Curio Theatre Company Doing Lesbian Romeo and Juliet
You’ve no doubt seen adaptations and derivations of Shakespeare’s Romeo and Juliet many times, both on screen and on film. But you’ve probably never seen it done the way that Philadelphia’s Curio Theatre Company is set to do it: with Romeo and Juliet as lesbian lovers.
Curio’s Romeo and Juliet opens on October 11th at Calvary United Methodist Church (those liberal Methodists!) in West Philadelphia. The show marks the kickoff to the company’s 2013-14 season, all of which explores ideas surrounding gender.
Philadelphia actresses Rachel Gluck (pictured, left) and Isa St. Clair (right), both of whom are straight in real life, are playing Romeo and Juliet, respectively.

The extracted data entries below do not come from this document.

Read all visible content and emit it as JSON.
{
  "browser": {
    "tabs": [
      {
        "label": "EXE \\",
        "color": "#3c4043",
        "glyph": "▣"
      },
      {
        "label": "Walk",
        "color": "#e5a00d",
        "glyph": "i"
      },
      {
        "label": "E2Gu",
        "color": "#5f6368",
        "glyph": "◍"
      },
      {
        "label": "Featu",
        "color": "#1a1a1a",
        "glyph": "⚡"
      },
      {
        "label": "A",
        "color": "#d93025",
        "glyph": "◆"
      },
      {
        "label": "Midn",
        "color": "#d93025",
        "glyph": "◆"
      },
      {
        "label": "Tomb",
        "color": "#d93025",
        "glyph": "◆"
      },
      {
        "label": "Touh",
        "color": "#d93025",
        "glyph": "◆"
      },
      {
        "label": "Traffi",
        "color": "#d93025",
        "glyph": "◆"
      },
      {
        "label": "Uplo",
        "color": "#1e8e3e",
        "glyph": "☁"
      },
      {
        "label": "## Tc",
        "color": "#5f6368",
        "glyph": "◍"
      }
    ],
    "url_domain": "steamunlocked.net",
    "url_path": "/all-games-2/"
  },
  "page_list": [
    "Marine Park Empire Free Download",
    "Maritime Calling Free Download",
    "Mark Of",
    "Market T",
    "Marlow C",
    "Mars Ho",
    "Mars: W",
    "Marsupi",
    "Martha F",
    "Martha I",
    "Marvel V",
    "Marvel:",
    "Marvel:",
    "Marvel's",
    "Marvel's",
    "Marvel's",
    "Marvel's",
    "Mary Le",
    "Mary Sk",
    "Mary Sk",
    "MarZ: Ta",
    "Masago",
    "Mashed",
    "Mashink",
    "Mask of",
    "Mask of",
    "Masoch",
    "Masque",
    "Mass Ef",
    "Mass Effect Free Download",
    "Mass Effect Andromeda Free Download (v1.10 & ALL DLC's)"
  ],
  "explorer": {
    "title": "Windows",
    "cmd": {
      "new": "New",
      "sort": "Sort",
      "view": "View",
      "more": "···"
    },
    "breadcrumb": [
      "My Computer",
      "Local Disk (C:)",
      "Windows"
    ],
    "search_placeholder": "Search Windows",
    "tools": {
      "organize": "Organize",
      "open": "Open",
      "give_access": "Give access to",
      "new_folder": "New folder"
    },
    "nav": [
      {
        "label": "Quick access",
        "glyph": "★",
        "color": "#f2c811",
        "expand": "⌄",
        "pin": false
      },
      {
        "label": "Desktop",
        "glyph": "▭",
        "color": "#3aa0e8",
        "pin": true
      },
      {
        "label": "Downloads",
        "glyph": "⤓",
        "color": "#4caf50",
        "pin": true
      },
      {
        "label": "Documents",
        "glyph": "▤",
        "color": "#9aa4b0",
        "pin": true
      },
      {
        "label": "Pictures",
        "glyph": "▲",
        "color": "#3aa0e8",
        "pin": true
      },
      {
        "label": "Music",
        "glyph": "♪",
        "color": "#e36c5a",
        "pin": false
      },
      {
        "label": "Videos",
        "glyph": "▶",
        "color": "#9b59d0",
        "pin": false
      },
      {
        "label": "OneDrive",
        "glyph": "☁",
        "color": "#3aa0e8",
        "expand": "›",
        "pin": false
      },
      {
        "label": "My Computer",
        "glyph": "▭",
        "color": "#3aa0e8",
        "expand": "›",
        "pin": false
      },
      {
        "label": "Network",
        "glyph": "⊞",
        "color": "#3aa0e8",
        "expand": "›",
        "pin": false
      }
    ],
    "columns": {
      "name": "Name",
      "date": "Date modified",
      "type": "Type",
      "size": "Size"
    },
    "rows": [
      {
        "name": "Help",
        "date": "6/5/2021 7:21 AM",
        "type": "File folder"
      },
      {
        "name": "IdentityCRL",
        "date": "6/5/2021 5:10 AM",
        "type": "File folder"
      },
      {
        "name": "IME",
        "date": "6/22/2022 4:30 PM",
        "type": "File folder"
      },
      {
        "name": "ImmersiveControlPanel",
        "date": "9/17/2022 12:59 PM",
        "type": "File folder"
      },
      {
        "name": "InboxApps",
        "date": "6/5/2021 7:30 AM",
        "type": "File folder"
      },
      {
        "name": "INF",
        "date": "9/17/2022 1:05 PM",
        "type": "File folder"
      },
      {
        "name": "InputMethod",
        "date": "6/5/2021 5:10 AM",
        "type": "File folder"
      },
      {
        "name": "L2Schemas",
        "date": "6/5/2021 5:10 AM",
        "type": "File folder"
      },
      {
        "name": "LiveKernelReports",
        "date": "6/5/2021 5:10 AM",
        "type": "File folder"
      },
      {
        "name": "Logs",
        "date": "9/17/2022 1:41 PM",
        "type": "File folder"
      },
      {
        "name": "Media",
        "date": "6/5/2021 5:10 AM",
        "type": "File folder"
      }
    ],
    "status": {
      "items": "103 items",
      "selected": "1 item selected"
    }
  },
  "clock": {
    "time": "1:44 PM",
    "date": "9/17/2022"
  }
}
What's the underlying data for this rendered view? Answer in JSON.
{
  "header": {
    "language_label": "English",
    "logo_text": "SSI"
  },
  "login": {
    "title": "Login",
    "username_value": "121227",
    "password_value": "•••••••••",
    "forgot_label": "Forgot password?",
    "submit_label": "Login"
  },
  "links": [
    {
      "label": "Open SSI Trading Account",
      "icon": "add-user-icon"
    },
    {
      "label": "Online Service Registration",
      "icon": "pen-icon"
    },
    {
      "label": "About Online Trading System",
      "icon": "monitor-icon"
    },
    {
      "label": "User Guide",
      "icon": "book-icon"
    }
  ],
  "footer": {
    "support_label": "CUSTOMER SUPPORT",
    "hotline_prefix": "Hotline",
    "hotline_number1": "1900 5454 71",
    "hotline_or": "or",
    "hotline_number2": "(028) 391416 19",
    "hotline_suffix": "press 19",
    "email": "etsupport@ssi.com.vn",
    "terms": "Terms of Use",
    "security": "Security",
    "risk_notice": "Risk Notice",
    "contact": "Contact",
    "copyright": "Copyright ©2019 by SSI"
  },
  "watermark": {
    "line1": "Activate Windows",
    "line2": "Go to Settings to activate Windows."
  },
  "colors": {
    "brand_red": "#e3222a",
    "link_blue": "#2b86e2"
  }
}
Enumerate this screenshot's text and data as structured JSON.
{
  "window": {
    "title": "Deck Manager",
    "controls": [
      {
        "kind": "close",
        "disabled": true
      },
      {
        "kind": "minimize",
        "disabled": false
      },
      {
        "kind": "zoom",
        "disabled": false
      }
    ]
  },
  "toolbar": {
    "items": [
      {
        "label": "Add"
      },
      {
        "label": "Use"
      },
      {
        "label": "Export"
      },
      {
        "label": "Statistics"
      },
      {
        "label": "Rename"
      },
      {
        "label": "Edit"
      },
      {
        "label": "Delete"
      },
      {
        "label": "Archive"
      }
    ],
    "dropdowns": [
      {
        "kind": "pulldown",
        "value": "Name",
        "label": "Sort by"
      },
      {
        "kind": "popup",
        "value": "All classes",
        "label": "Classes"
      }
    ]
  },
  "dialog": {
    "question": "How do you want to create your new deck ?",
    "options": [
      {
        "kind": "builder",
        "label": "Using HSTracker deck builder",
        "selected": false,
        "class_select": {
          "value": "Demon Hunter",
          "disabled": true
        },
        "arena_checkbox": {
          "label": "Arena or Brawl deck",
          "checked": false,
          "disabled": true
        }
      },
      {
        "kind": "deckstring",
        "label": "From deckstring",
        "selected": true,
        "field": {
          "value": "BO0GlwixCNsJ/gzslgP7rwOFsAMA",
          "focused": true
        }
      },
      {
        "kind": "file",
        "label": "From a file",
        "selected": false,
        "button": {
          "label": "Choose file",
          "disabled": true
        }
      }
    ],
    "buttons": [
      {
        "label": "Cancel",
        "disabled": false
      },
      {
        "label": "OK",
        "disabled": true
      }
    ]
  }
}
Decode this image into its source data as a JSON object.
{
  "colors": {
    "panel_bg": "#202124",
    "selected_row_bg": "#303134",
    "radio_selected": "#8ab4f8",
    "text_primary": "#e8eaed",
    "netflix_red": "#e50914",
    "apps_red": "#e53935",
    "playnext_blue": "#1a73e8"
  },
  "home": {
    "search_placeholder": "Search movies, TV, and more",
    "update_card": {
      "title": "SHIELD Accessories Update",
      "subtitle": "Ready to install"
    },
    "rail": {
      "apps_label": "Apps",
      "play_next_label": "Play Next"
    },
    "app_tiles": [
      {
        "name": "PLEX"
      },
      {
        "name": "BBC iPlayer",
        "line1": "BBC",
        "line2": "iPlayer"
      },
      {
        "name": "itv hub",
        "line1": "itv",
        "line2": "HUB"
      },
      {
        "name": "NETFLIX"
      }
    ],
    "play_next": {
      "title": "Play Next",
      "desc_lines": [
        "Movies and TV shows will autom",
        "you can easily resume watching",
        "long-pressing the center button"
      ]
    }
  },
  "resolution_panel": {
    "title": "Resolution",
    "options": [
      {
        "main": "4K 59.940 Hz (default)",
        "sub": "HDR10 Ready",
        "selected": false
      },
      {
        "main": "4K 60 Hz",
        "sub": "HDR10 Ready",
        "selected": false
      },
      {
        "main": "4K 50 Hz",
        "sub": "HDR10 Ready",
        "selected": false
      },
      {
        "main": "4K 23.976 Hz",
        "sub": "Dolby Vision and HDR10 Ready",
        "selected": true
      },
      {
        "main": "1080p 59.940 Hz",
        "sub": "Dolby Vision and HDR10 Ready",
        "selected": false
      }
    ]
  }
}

“I had been thinking that it would be interesting to do Romeo and Juliet as a same-sex production,” says Gluck. “And then a couple of months later, I happened to be in a Curio staff meeting when our artistic director says, ‘So, we’re thinking of doing a same-sex Romeo and Juliet.’ I jumped up and said, ‘Absolutely!'”
St. Clair says she was attracted to this version of the play because of its heightened sense of danger. “Not only is Juliet falling in love with the one person she cannot fall in love with,” observes St. Clair. “But she’s also falling in love with a woman, which is not only against the rules of the Church, but it’s also a surprise to herself.”
Antagonist character Tybalt, traditionally a man, is also being portrayed as and being played by a woman. “And there’s no Lord Capulet,” explains director Krista Apple. “Lady Capulet runs the house.”
It may be a lesbian version of Romeo and Juliet, but don’t expect any bawdy twists or lesbian sex scenes. Other than changed pronouns and other tweaks for the sake of practicality, the production is sticking to Shakespeare’s original text as closely as possible.
Some may see this all as a political statement. But Apple promises that it’s not.
“A few short years ago, casting the most classic of love stories with two women would have had to be, by necessity, a political statement in the United States,” Apple suggests. “Can you imaging a world, dear audience, where two women could fall in love and marry? What if they could? But women can marry now and claim each other on their taxes. And for me, that means we’re arriving at a point when this casting choice can simply be another version of this timeless story. Another lens to see it through, with new eyes.”